そしてそんな真っ直ぐな気持ちを抱えたまま、草野正宗はロック・スターにまでなってしまうのです。
俺の情熱はどんなに凍えきったものでも一瞬で溶かせるほどにホットなものであります。
未知との遭遇
ロック文化の壮大な歴史に
まだまだ醒めない アタマん中で ロック大陸の物語が
最初ガーンとなったあのメモリーに 今も温められてる
さらに育てるつもり
出典: 醒めない/作詞:草野正宗 作曲:草野正宗
ロックの歴史の壮大さを大陸と喩えます。
実際にロックはアメリカ合衆国の大陸文化の中で生まれました。
しかしご存知のようにその発展に寄与したのはイギリスのミュージシャンたちでもあります。
島国文化のイギリスの音楽家たちもロック大陸の歴史を構築しているから不思議でしょう。
この大陸への喩えというものは、それだけ懐の広い歴史をロックが抱えているという事実に由来します。
俺がいつまでも忘れられないのはロックとのファースト・コンタクトなのです。
初めての出会いの印象というものは愛において大事な基礎になります。
人と人との最初の出会いはその後の関係性を決定付けるものです。
ロックとはあくまでも音楽であり生きものですらないでしょう。
そうであってもファースト・コンタクトの瞬間は忘れ得ない衝撃を感じます。
これまでの音楽の既成概念をすべて取り払ってくれる瞬間が訪れるのです。
ビートがどんどん響いてきて、ギターがザクザクと切り刻んでくる。
さらにボーカルが歌う歌詞に励まされている自分に気付くのがロックの醍醐味です。
スピッツは知られているとおりにブルーハーツから多大な影響を受けました。
初期の楽曲にはパンクロックバンドの面影があります。
歌によってすべてを変えてくれるような勢いや魅力というものをリスナーとしても知り尽くしていました。
大きく価値観が塗り替えられると、もう過去に愛したものに戻れなくなってしまいます。
草野正宗はロックの洗礼を受けてしまったのであり、もう引き返せない人生なのでしょう。
「ロックのオルタナティブはロック」
草野正宗は「ロックの次にあるものはロックじゃないかな」という趣旨の発言をします。
オルタナティブという言葉で盛んに色々な音楽が登場しました。
しかしそうした新しい音楽の基礎もロックであることは揺らぎようがないと確信するのです。
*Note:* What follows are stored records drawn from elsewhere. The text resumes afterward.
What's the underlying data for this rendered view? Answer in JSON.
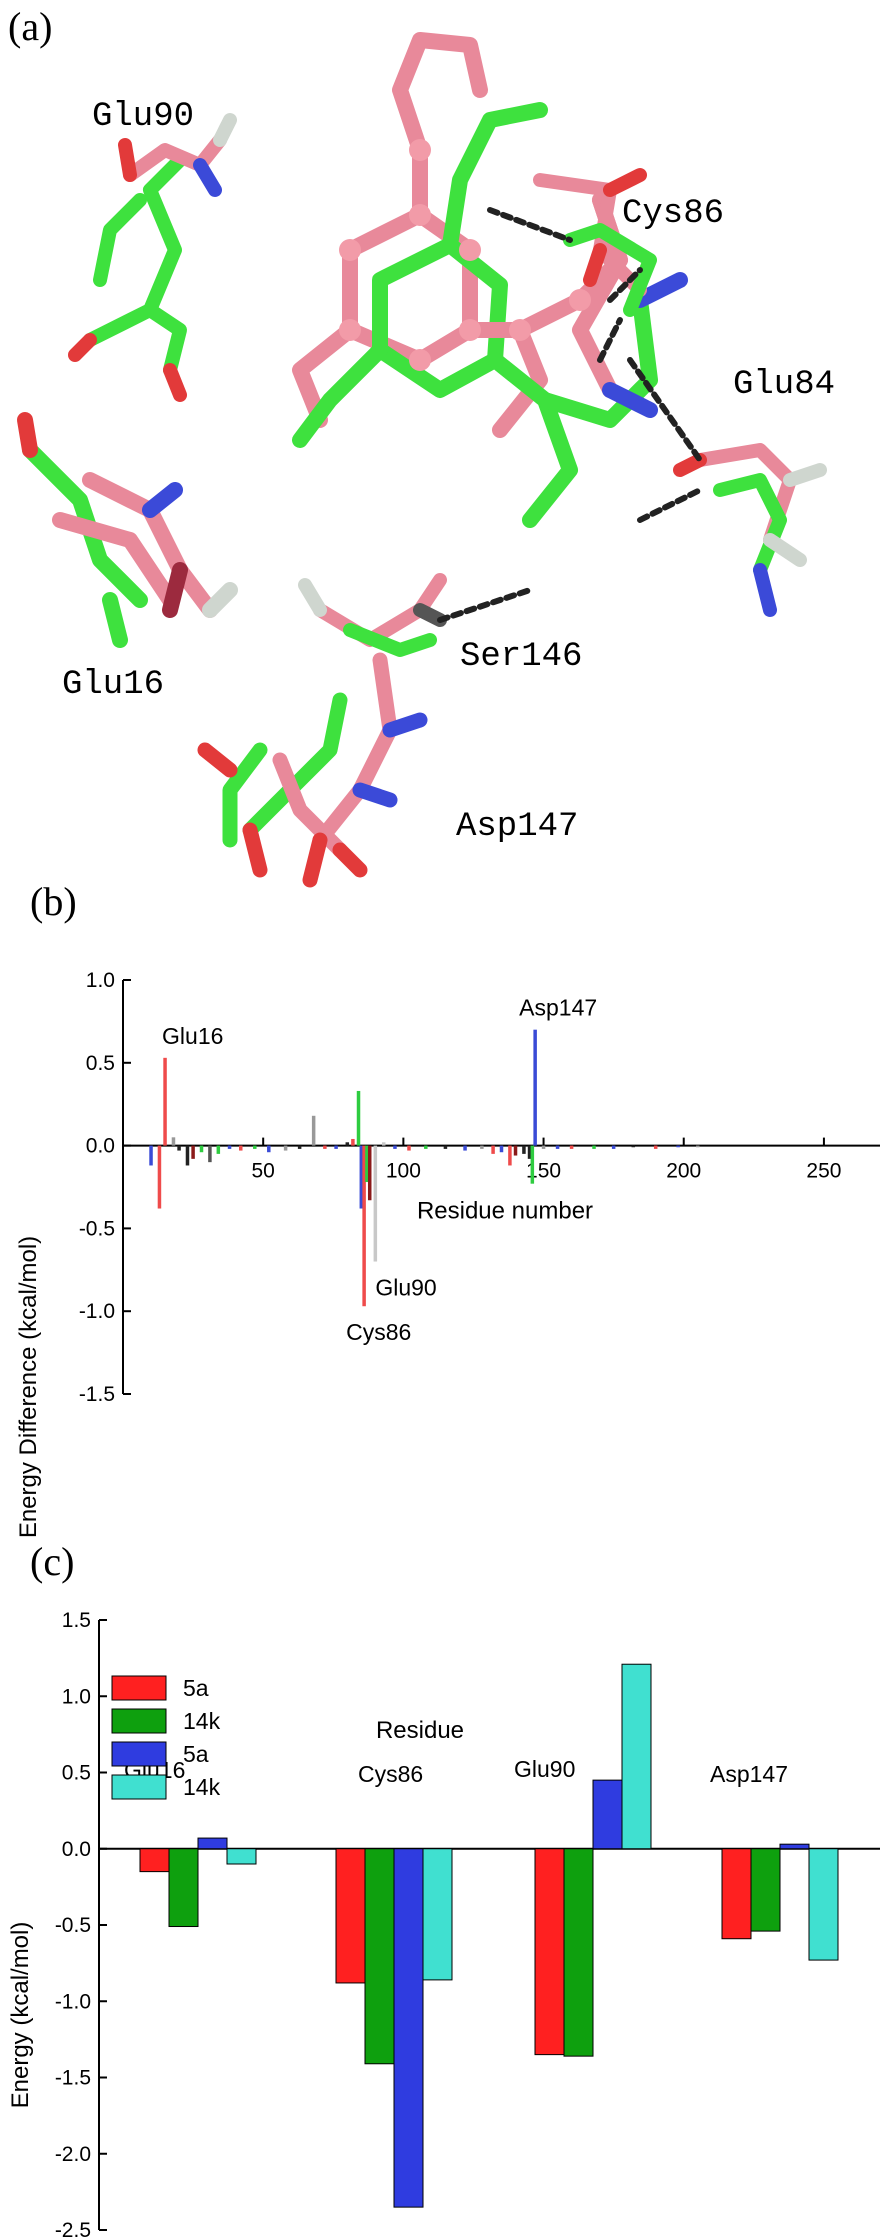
{
  "panel_a": {
    "label": "(a)",
    "residue_labels": [
      "Glu90",
      "Cys86",
      "Glu84",
      "Glu16",
      "Ser146",
      "Asp147"
    ]
  },
  "chart_data": [
    {
      "type": "bar",
      "panel_label": "(b)",
      "xlabel": "Residue number",
      "ylabel": "Energy Difference (kcal/mol)",
      "xlim": [
        0,
        270
      ],
      "ylim": [
        -1.5,
        1.0
      ],
      "xticks": [
        "50",
        "100",
        "150",
        "200",
        "250"
      ],
      "yticks": [
        "1.0",
        "0.5",
        "0.0",
        "-0.5",
        "-1.0",
        "-1.5"
      ],
      "annotations": [
        "Glu16",
        "Cys86",
        "Glu90",
        "Asp147"
      ],
      "bars": [
        {
          "x": 10,
          "y": -0.12,
          "color": "#3a4bd6"
        },
        {
          "x": 13,
          "y": -0.38,
          "color": "#ef4b4b"
        },
        {
          "x": 15,
          "y": 0.53,
          "color": "#ef4b4b"
        },
        {
          "x": 18,
          "y": 0.05,
          "color": "#999999"
        },
        {
          "x": 20,
          "y": -0.03,
          "color": "#222222"
        },
        {
          "x": 23,
          "y": -0.12,
          "color": "#222222"
        },
        {
          "x": 25,
          "y": -0.08,
          "color": "#8b1a1a"
        },
        {
          "x": 28,
          "y": -0.04,
          "color": "#2ecc40"
        },
        {
          "x": 31,
          "y": -0.1,
          "color": "#555555"
        },
        {
          "x": 34,
          "y": -0.05,
          "color": "#2ecc40"
        },
        {
          "x": 38,
          "y": -0.02,
          "color": "#3a4bd6"
        },
        {
          "x": 42,
          "y": -0.03,
          "color": "#ef4b4b"
        },
        {
          "x": 47,
          "y": -0.02,
          "color": "#2ecc40"
        },
        {
          "x": 52,
          "y": -0.04,
          "color": "#3a4bd6"
        },
        {
          "x": 58,
          "y": -0.03,
          "color": "#999999"
        },
        {
          "x": 63,
          "y": -0.02,
          "color": "#222222"
        },
        {
          "x": 68,
          "y": 0.18,
          "color": "#999999"
        },
        {
          "x": 72,
          "y": -0.02,
          "color": "#ef4b4b"
        },
        {
          "x": 76,
          "y": -0.02,
          "color": "#3a4bd6"
        },
        {
          "x": 80,
          "y": 0.02,
          "color": "#222222"
        },
        {
          "x": 82,
          "y": 0.04,
          "color": "#ef4b4b"
        },
        {
          "x": 84,
          "y": 0.33,
          "color": "#2ecc40"
        },
        {
          "x": 85,
          "y": -0.38,
          "color": "#3a4bd6"
        },
        {
          "x": 86,
          "y": -0.97,
          "color": "#ef4b4b"
        },
        {
          "x": 87,
          "y": -0.22,
          "color": "#2ecc40"
        },
        {
          "x": 88,
          "y": -0.33,
          "color": "#8b1a1a"
        },
        {
          "x": 90,
          "y": -0.7,
          "color": "#c8c8c8"
        },
        {
          "x": 93,
          "y": 0.02,
          "color": "#c8c8c8"
        },
        {
          "x": 97,
          "y": -0.02,
          "color": "#3a4bd6"
        },
        {
          "x": 102,
          "y": -0.03,
          "color": "#ef4b4b"
        },
        {
          "x": 108,
          "y": -0.02,
          "color": "#2ecc40"
        },
        {
          "x": 115,
          "y": -0.02,
          "color": "#222222"
        },
        {
          "x": 122,
          "y": -0.03,
          "color": "#3a4bd6"
        },
        {
          "x": 128,
          "y": -0.02,
          "color": "#999999"
        },
        {
          "x": 132,
          "y": -0.05,
          "color": "#ef4b4b"
        },
        {
          "x": 135,
          "y": -0.04,
          "color": "#3a4bd6"
        },
        {
          "x": 138,
          "y": -0.12,
          "color": "#ef4b4b"
        },
        {
          "x": 140,
          "y": -0.06,
          "color": "#8b1a1a"
        },
        {
          "x": 143,
          "y": -0.05,
          "color": "#222222"
        },
        {
          "x": 145,
          "y": -0.08,
          "color": "#222222"
        },
        {
          "x": 146,
          "y": -0.23,
          "color": "#2ecc40"
        },
        {
          "x": 147,
          "y": 0.7,
          "color": "#3a4bd6"
        },
        {
          "x": 150,
          "y": -0.02,
          "color": "#999999"
        },
        {
          "x": 155,
          "y": -0.02,
          "color": "#3a4bd6"
        },
        {
          "x": 160,
          "y": -0.02,
          "color": "#ef4b4b"
        },
        {
          "x": 168,
          "y": -0.02,
          "color": "#2ecc40"
        },
        {
          "x": 175,
          "y": -0.02,
          "color": "#3a4bd6"
        },
        {
          "x": 182,
          "y": -0.01,
          "color": "#222222"
        },
        {
          "x": 190,
          "y": -0.02,
          "color": "#ef4b4b"
        },
        {
          "x": 198,
          "y": -0.01,
          "color": "#3a4bd6"
        },
        {
          "x": 205,
          "y": -0.01,
          "color": "#999999"
        }
      ]
    },
    {
      "type": "bar",
      "panel_label": "(c)",
      "xlabel": "Residue",
      "ylabel": "Energy (kcal/mol)",
      "ylim": [
        -2.5,
        1.5
      ],
      "yticks": [
        "1.5",
        "1.0",
        "0.5",
        "0.0",
        "-0.5",
        "-1.0",
        "-1.5",
        "-2.0",
        "-2.5"
      ],
      "categories": [
        "Glu16",
        "Cys86",
        "Glu90",
        "Asp147"
      ],
      "legend_position": "top-left",
      "series": [
        {
          "name": "5a",
          "color": "#ff2020",
          "values": [
            -0.15,
            -0.88,
            -1.35,
            -0.59
          ]
        },
        {
          "name": "14k",
          "color": "#0ea00e",
          "values": [
            -0.51,
            -1.41,
            -1.36,
            -0.54
          ]
        },
        {
          "name": "5a",
          "color": "#2f3ce0",
          "values": [
            0.07,
            -2.35,
            0.45,
            0.03
          ]
        },
        {
          "name": "14k",
          "color": "#40e0d0",
          "values": [
            -0.1,
            -0.86,
            1.21,
            -0.73
          ]
        }
      ]
    }
  ]
}
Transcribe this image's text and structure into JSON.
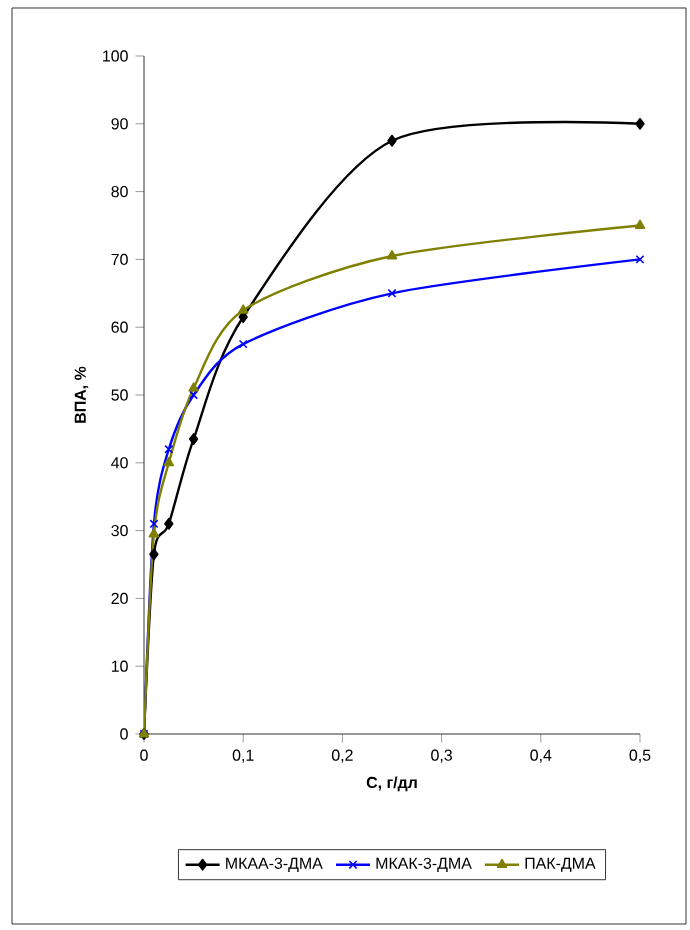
{
  "chart_data": {
    "type": "line",
    "xlabel": "С, г/дл",
    "ylabel": "ВПА, %",
    "x": [
      0,
      0.01,
      0.025,
      0.05,
      0.1,
      0.25,
      0.5
    ],
    "series": [
      {
        "name": "МКАА-3-ДМА",
        "color": "#000000",
        "marker": "diamond",
        "values": [
          0,
          26.5,
          31,
          43.5,
          61.5,
          87.5,
          90
        ]
      },
      {
        "name": "МКАК-3-ДМА",
        "color": "#0000ff",
        "marker": "cross",
        "values": [
          0,
          31,
          42,
          50,
          57.5,
          65,
          70
        ]
      },
      {
        "name": "ПАК-ДМА",
        "color": "#808000",
        "marker": "triangle",
        "values": [
          0,
          29.5,
          40,
          51,
          62.5,
          70.5,
          75
        ]
      }
    ],
    "xlim": [
      0,
      0.5
    ],
    "ylim": [
      0,
      100
    ],
    "xticks": [
      0,
      {
        "value": 0.1,
        "label": "0,1"
      },
      {
        "value": 0.2,
        "label": "0,2"
      },
      {
        "value": 0.3,
        "label": "0,3"
      },
      {
        "value": 0.4,
        "label": "0,4"
      },
      {
        "value": 0.5,
        "label": "0,5"
      }
    ],
    "yticks": [
      0,
      10,
      20,
      30,
      40,
      50,
      60,
      70,
      80,
      90,
      100
    ],
    "grid": false,
    "legend": "bottom"
  }
}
スピッツといえばエバーグリーンなポップスと思っているリスナーも多いでしょう。
しかし彼らのライブで観られるのはまごうことなきオルタナティブ・ロック・バンドの姿です。
いつの日かロックというものは日常の中に溶け込んでゆきます。
しかしそうはいっても俺を囚えて離さないメモリーはロックとの邂逅の瞬間です。
衝撃で全身に電気が走るような思いをしたのでしょう。
こうした経験の美しさや幸せは多くのリスナーにもシェアしたいものです。
芸術とは何だかわからないものとの出会いこそ衝撃的でしょう。
さっきまでの固定観念を打ち砕いてくれる力がリアル・ロックというものに必ずあります。
こうした出会いのイメージは生涯に渡って真空パックされたように新鮮な記憶であり続けるのです。
「醒めない」はアルバム「醒めない」のオープニング・チューン。
ですからスピッツからのロック流の挨拶になります。
いい思い出をバンドと一緒に築きたいものでしょう。